No doubt, Varick St. is where things are happening in Utica ... and the construction of the long-awaited Irish Cultural Center is the BEST thing to happen to the neighborhood in a long time.  But a problem looms on the horizon that local officials -- and the newspaper, apparently -- are obviously blind to . . .
The center isn’t the only change to the area. The state Department of Transportation’s mammoth North/South Arterial project will include razing some houses and buildings on the Varick Street side and realigning the roadway, said Brian Hoffmann, DOT project manager.
This is more than a mere taking of houses and realignment. The razing of a couple of architecturally interesting structures a stone's throw from the Irish Cultural Center, the shifting of the alignment of the Arterial toward the Center, and then the replacing of the current bridge pylons with a retaining wall to hold up the Arterial will do exactly what for the aesthetics around the Center?  Making the opening in the wall for Columbia St. an arch, and making the facing on the wall look like blocks from the old Chenango Canal is merely putting lipstick on the pig.  It does not change the fact that a WALL is being erected across the neighborhood fabric, effectively limiting any positive impact of the Cultural Center for redevelopment to the east along Columbia St.  
The new bridge will include an exit ramp at Court Street, similar to the one at Commercial Drive and Route 840 in New Hartford, finally providing direct access to Varick Street from the northbound Arterial lane.
This is inaccurate. There will be no direct access to Varick St. from the northbound Arterial ramp.  Rather, the access will be to westbound Court Street -- a small improvement over what can be done now by making a right onto Warren, left onto Lincoln and left onto Court. This improvement will be more than offset by other disruptions to existing traffic patterns.
Officials say that infrastructure was vital to New Hartford developments as Consumer Square and The Orchard.
“This time, that development will hopefully take place within the city,” said Stephen Zywiak, DOT regional design engineer.

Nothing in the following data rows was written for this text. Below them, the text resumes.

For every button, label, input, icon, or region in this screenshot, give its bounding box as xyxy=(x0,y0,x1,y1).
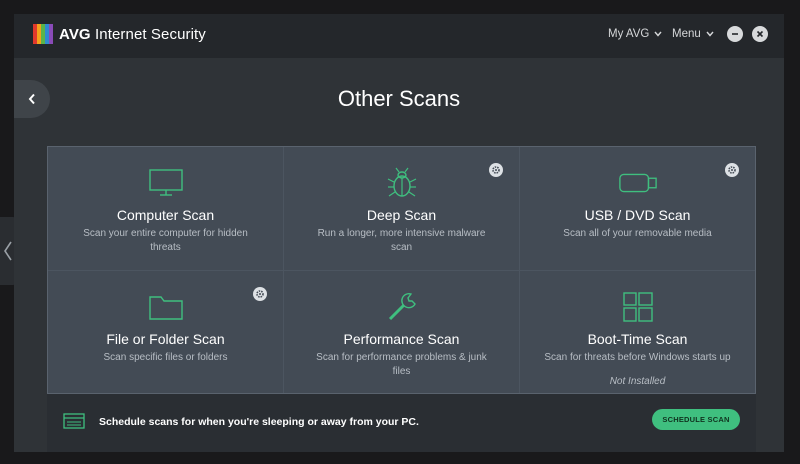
folder-icon xyxy=(146,289,186,325)
minimize-button[interactable] xyxy=(727,26,743,42)
deep-scan-settings-button[interactable] xyxy=(489,163,503,177)
gear-icon xyxy=(256,289,264,298)
tile-description: Run a longer, more intensive malware sca… xyxy=(317,228,486,253)
my-avg-label: My AVG xyxy=(608,28,650,40)
windows-icon xyxy=(618,289,658,325)
calendar-icon xyxy=(63,413,85,429)
avg-logo-icon xyxy=(33,24,53,44)
gear-icon xyxy=(492,166,500,174)
tile-description: Scan your entire computer for hidden thr… xyxy=(83,228,248,253)
scan-options-grid: Computer Scan Scan your entire computer … xyxy=(47,146,756,394)
my-avg-menu[interactable]: My AVG xyxy=(608,28,662,40)
close-icon xyxy=(756,30,764,38)
usb-dvd-scan-tile[interactable]: USB / DVD Scan Scan all of your removabl… xyxy=(520,147,755,270)
schedule-banner: Schedule scans for when you're sleeping … xyxy=(47,394,756,452)
chevron-down-icon xyxy=(654,31,662,37)
tile-title: Boot-Time Scan xyxy=(587,330,688,347)
tile-title: Computer Scan xyxy=(116,207,215,223)
boot-time-scan-tile[interactable]: Boot-Time Scan Scan for threats before W… xyxy=(520,270,755,393)
menu-label: Menu xyxy=(672,28,701,40)
app-window: AVG Internet Security My AVG Menu Other … xyxy=(14,14,784,452)
tile-description: Scan specific files or folders xyxy=(103,351,228,363)
product-name: Internet Security xyxy=(94,26,206,43)
performance-scan-tile[interactable]: Performance Scan Scan for performance pr… xyxy=(284,270,519,393)
tile-title: USB / DVD Scan xyxy=(584,207,691,223)
tile-title: Performance Scan xyxy=(343,330,460,347)
usb-icon xyxy=(618,165,658,201)
minus-icon xyxy=(732,33,738,35)
wrench-icon xyxy=(382,289,422,325)
tile-description: Scan for performance problems & junk fil… xyxy=(316,351,487,377)
install-status: Not Installed xyxy=(609,376,666,387)
deep-scan-tile[interactable]: Deep Scan Run a longer, more intensive m… xyxy=(284,147,519,270)
chevron-left-icon xyxy=(4,241,12,261)
bug-icon xyxy=(382,165,422,201)
page-title: Other Scans xyxy=(337,86,461,111)
usb-scan-settings-button[interactable] xyxy=(725,163,739,177)
gear-icon xyxy=(728,166,736,174)
computer-scan-tile[interactable]: Computer Scan Scan your entire computer … xyxy=(48,147,283,270)
app-title: AVG Internet Security xyxy=(59,26,206,43)
tile-title: File or Folder Scan xyxy=(106,330,225,347)
schedule-message: Schedule scans for when you're sleeping … xyxy=(99,416,419,428)
monitor-icon xyxy=(146,165,186,201)
tile-description: Scan all of your removable media xyxy=(563,228,712,239)
tile-description: Scan for threats before Windows starts u… xyxy=(544,351,731,363)
main-menu[interactable]: Menu xyxy=(672,28,714,40)
title-bar: AVG Internet Security My AVG Menu xyxy=(14,14,784,58)
chevron-down-icon xyxy=(706,31,714,37)
file-folder-scan-tile[interactable]: File or Folder Scan Scan specific files … xyxy=(48,270,283,393)
tile-title: Deep Scan xyxy=(366,207,437,223)
brand-name: AVG xyxy=(59,26,91,43)
close-button[interactable] xyxy=(752,26,768,42)
schedule-scan-button[interactable]: SCHEDULE SCAN xyxy=(652,409,740,430)
folder-scan-settings-button[interactable] xyxy=(253,286,267,301)
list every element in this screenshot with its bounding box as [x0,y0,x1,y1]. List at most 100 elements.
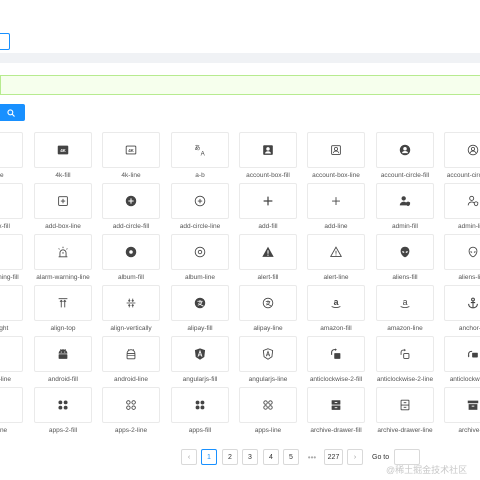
icon-tile-add-box-fill[interactable] [0,183,23,219]
icon-tile-anticlockwise-fill[interactable] [444,336,480,372]
pagination-ellipsis[interactable]: ••• [304,449,320,465]
search-button[interactable] [0,104,25,121]
pagination-page-4[interactable]: 4 [263,449,279,465]
alarm-warning-fill-icon [0,245,1,259]
archive-drawer-line-icon [400,399,410,411]
icon-tile-alarm-warning-line[interactable] [34,234,92,270]
pagination-next-button[interactable]: › [347,449,363,465]
icon-tile-align-top[interactable] [34,285,92,321]
icon-tile-4k-fill[interactable]: 4K [34,132,92,168]
4k-line-icon: 4K [0,143,1,157]
svg-text:A: A [201,150,206,157]
android-line-icon [126,348,136,360]
icon-tile-android-line[interactable] [0,336,23,372]
amazon-line-icon: a [400,297,410,308]
icon-tile-android-line[interactable] [102,336,160,372]
pagination-page-1[interactable]: 1 [201,449,217,465]
aliens-fill-icon [400,246,410,258]
icon-label: anticlockwise-fill [449,376,480,383]
section-divider [0,53,480,63]
icon-tile-anticlockwise-2-fill[interactable] [307,336,365,372]
icon-tile-album-fill[interactable] [102,234,160,270]
icon-tile-alipay-line[interactable] [239,285,297,321]
icon-tile-alarm-warning-fill[interactable] [0,234,23,270]
android-line-icon [0,347,1,361]
add-box-line-icon [58,196,68,206]
align-vertically-icon [126,298,136,308]
icon-tile-add-circle-line[interactable] [171,183,229,219]
anchor-fill-icon [468,297,478,309]
icon-tile-alert-fill[interactable] [239,234,297,270]
pagination-page-last[interactable]: 227 [324,449,343,465]
icon-tile-add-circle-fill[interactable] [102,183,160,219]
icon-label: alert-line [323,274,349,281]
angularjs-fill-icon [194,348,206,360]
icon-tile-album-line[interactable] [171,234,229,270]
icon-tile-archive-drawer-line[interactable] [376,387,434,423]
icon-label: apps-2-line [114,427,148,434]
icon-tile-alipay-fill[interactable] [171,285,229,321]
watermark: @稀土掘金技术社区 [386,465,468,475]
icon-label: 4k-line [121,172,141,179]
apps-fill-icon [195,400,205,410]
pagination-prev-button[interactable]: ‹ [181,449,197,465]
icon-tile-align-vertically[interactable] [102,285,160,321]
icon-tile-alert-line[interactable] [307,234,365,270]
icon-tile-account-circle-fill[interactable] [376,132,434,168]
account-circle-line-icon [467,144,479,156]
svg-text:4K: 4K [128,148,134,153]
icon-tile-apps-fill[interactable] [171,387,229,423]
pagination-page-5[interactable]: 5 [283,449,299,465]
icon-tile-aliens-line[interactable] [444,234,480,270]
icon-tile-4k-line[interactable]: 4K [0,132,23,168]
apps-line-icon [263,400,273,410]
album-fill-icon [125,246,137,258]
a-b-icon: あA [194,145,206,157]
icon-tile-a-b[interactable]: あA [171,132,229,168]
icon-tile-angularjs-fill[interactable] [171,336,229,372]
icon-label: aliens-line [458,274,480,281]
alarm-warning-line-icon [58,246,68,258]
icon-tile-amazon-line[interactable]: a [376,285,434,321]
icon-tile-archive-fill[interactable] [444,387,480,423]
icon-label: anticlockwise-2-fill [309,376,363,383]
icon-tile-admin-fill[interactable] [376,183,434,219]
icon-tile-4k-line[interactable]: 4K [102,132,160,168]
icon-label: amazon-fill [320,325,352,332]
align-right-icon [0,296,1,310]
icon-tile-add-line[interactable] [307,183,365,219]
icon-tile-apps-line[interactable] [0,387,23,423]
icon-tile-apps-2-line[interactable] [102,387,160,423]
icon-label: android-line [114,376,148,383]
icon-tile-account-box-fill[interactable] [239,132,297,168]
icon-tile-amazon-fill[interactable]: a [307,285,365,321]
icon-tile-align-right[interactable] [0,285,23,321]
archive-drawer-fill-icon [331,400,341,410]
pagination-page-3[interactable]: 3 [242,449,258,465]
icon-tile-archive-drawer-fill[interactable] [307,387,365,423]
icon-label: account-box-line [312,172,360,179]
icon-tile-android-fill[interactable] [34,336,92,372]
icon-tile-anticlockwise-2-line[interactable] [376,336,434,372]
pagination-page-2[interactable]: 2 [222,449,238,465]
icon-tile-account-circle-line[interactable] [444,132,480,168]
add-line-icon [332,197,340,205]
icon-tile-admin-line[interactable] [444,183,480,219]
icon-tile-anchor-fill[interactable] [444,285,480,321]
account-box-fill-icon [263,145,273,155]
apps-2-line-icon [126,400,136,410]
icon-tile-add-box-line[interactable] [34,183,92,219]
icon-tile-aliens-fill[interactable] [376,234,434,270]
icon-tile-apps-line[interactable] [239,387,297,423]
svg-text:4K: 4K [60,148,66,153]
icon-tile-apps-2-fill[interactable] [34,387,92,423]
android-fill-icon [58,348,68,359]
add-box-fill-icon [0,194,1,208]
icon-tile-add-fill[interactable] [239,183,297,219]
filter-input[interactable] [0,33,10,50]
amazon-fill-icon: a [331,297,341,309]
icon-tile-account-box-line[interactable] [307,132,365,168]
svg-text:あ: あ [194,145,200,152]
icon-tile-angularjs-line[interactable] [239,336,297,372]
alipay-fill-icon [194,297,206,309]
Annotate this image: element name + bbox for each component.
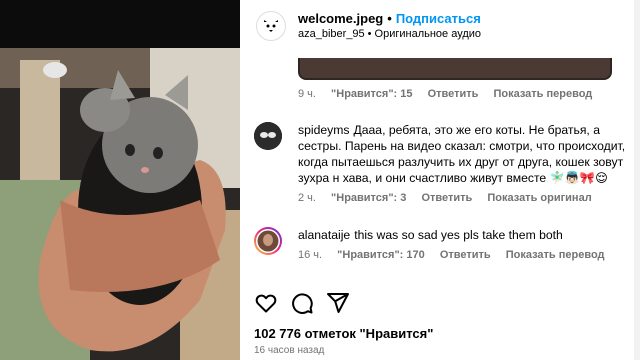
comment-item: spideyms Дааа, ребята, это же его коты. Н… bbox=[254, 122, 626, 204]
author-avatar[interactable] bbox=[256, 11, 286, 41]
comment-likes[interactable]: "Нравится": 15 bbox=[331, 88, 412, 100]
comment-time: 9 ч. bbox=[298, 88, 316, 100]
follow-button[interactable]: Подписаться bbox=[396, 11, 481, 26]
video-frame bbox=[0, 0, 240, 360]
paper-plane-icon[interactable] bbox=[326, 291, 350, 315]
person-avatar-icon bbox=[256, 229, 280, 253]
audio-label[interactable]: Оригинальное аудио bbox=[375, 28, 482, 40]
comment-time: 16 ч. bbox=[298, 249, 323, 261]
comment-likes[interactable]: "Нравится": 3 bbox=[331, 192, 406, 204]
comment-body: alanataije this was so sad yes pls take t… bbox=[298, 227, 626, 243]
reply-button[interactable]: Ответить bbox=[421, 192, 472, 204]
heart-icon[interactable] bbox=[254, 291, 278, 315]
reply-button[interactable]: Ответить bbox=[428, 88, 479, 100]
comment-meta-row: 16 ч. "Нравится": 170 Ответить Показать … bbox=[298, 249, 626, 261]
comment-username[interactable]: alanataije bbox=[298, 228, 350, 242]
reply-button[interactable]: Ответить bbox=[440, 249, 491, 261]
separator-dot: • bbox=[387, 11, 392, 26]
scrollbar[interactable] bbox=[634, 0, 640, 360]
commenter-avatar[interactable] bbox=[254, 122, 282, 150]
comment-item: alanataije this was so sad yes pls take t… bbox=[254, 227, 626, 261]
comment-body: spideyms Дааа, ребята, это же его коты. Н… bbox=[298, 122, 626, 186]
author-username[interactable]: welcome.jpeg bbox=[298, 11, 383, 26]
translate-button[interactable]: Показать перевод bbox=[506, 249, 605, 261]
separator-dot: • bbox=[367, 28, 372, 40]
face-logo-icon bbox=[264, 20, 278, 32]
embedded-image-preview bbox=[298, 58, 612, 80]
post-panel: welcome.jpeg • Подписаться aza_biber_95 • Ор… bbox=[240, 0, 640, 360]
comment-meta-row: 2 ч. "Нравится": 3 Ответить Показать ори… bbox=[298, 192, 626, 204]
action-bar bbox=[240, 284, 640, 324]
comment-text: this was so sad yes pls take them both bbox=[354, 228, 563, 242]
commenter-avatar[interactable] bbox=[254, 227, 282, 255]
comment-likes[interactable]: "Нравится": 170 bbox=[337, 249, 425, 261]
audio-username[interactable]: aza_biber_95 bbox=[298, 28, 365, 40]
post-video[interactable] bbox=[0, 0, 240, 360]
comment-time: 2 ч. bbox=[298, 192, 316, 204]
comment-username[interactable]: spideyms bbox=[298, 123, 349, 137]
spider-avatar-icon bbox=[254, 122, 282, 150]
comment-meta-row: 9 ч. "Нравится": 15 Ответить Показать пе… bbox=[298, 88, 604, 100]
likes-count[interactable]: 102 776 отметок "Нравится" bbox=[254, 326, 433, 341]
post-header: welcome.jpeg • Подписаться aza_biber_95 • Ор… bbox=[240, 0, 640, 52]
comments-list[interactable]: 9 ч. "Нравится": 15 Ответить Показать пе… bbox=[240, 52, 640, 282]
comment-bubble-icon[interactable] bbox=[290, 291, 314, 315]
post-timestamp: 16 часов назад bbox=[254, 345, 325, 356]
translate-button[interactable]: Показать перевод bbox=[493, 88, 592, 100]
translate-button[interactable]: Показать оригинал bbox=[487, 192, 591, 204]
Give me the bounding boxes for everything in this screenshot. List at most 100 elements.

While it is true that the Rt. 840/Commercial Drive interchange was vital to New Hartford development, suggesting that a similar interchange will spur development in Utica is wishful thinking.  Interchanges spur development where there are large areas (acres and acres) of contiguous undeveloped/semi-developed properties, with the developments being large-scale and auto-oriented -- like in New Hartford. Utica is different. Its lots are small and its infrastructure is already pedestrian oriented.   

History proves that interchanges in Utica lead to neighborhood decline -- like what happened at Baggs Square and at Oriskany Circle (where Oriskany St. now passes under the Arterial) Decline occurs because the neighborhood's fabric becomes disrupted and no longer functions. Streets become cut off and people are forced to walk in unpleasant, auto-dominated environments . . . like this: 

View Larger Map
Businesses leave and do not come back. City tax-base becomes reduced resulting in increased tax rates and more departures. 

Utica's small lots and pedestrian-orientated, in-place infrastructure could provide ideal places for small start-ups or mom-and-pop businesses -- in short supply in the suburbs -- if the infrastructure's original functioning could be restored and preserved. There would be no need to artificially create business incubators at taxpayer expense in fancy industrial parks when the entire city could act as an incubator.  

State officials, City officials and local media need to realize that Utica cannot and should not be remade to meet some surburban ideal.  Utica has a different niche.  The sooner that niche is recognized, the sooner a real renaissance may begin.


Anonymous said...

Very well put, Strike!

Anonymous said...

As usual, your insightful comments are on the mark - I don't see how an interchange equivalent to the 840/commercial drive adds any value to the urban landscape. It is in fact the suburbanization of Utica, a detraction to the environment and totally out of character with the scale of the city.

The arterial project's demolition of the Fay Street warehouse and subsequent realignment of the arterial strip the immediate area of its architectural interest. In my humble opinion a better project is to keep the arterial at grade in its current alignment, slow traffic so travelers have time to observe their surroundings and and add traffic controls for left turns. In concept, make it it a boulevard, revitalize the warehouse by installing the Irish center on the ground floor and apartments on the upper level.

RPP said...

The above "boulevard" concept is the most interesting I've heard for quite awhile. It represents the kind of thinking the area needs since it fits reality.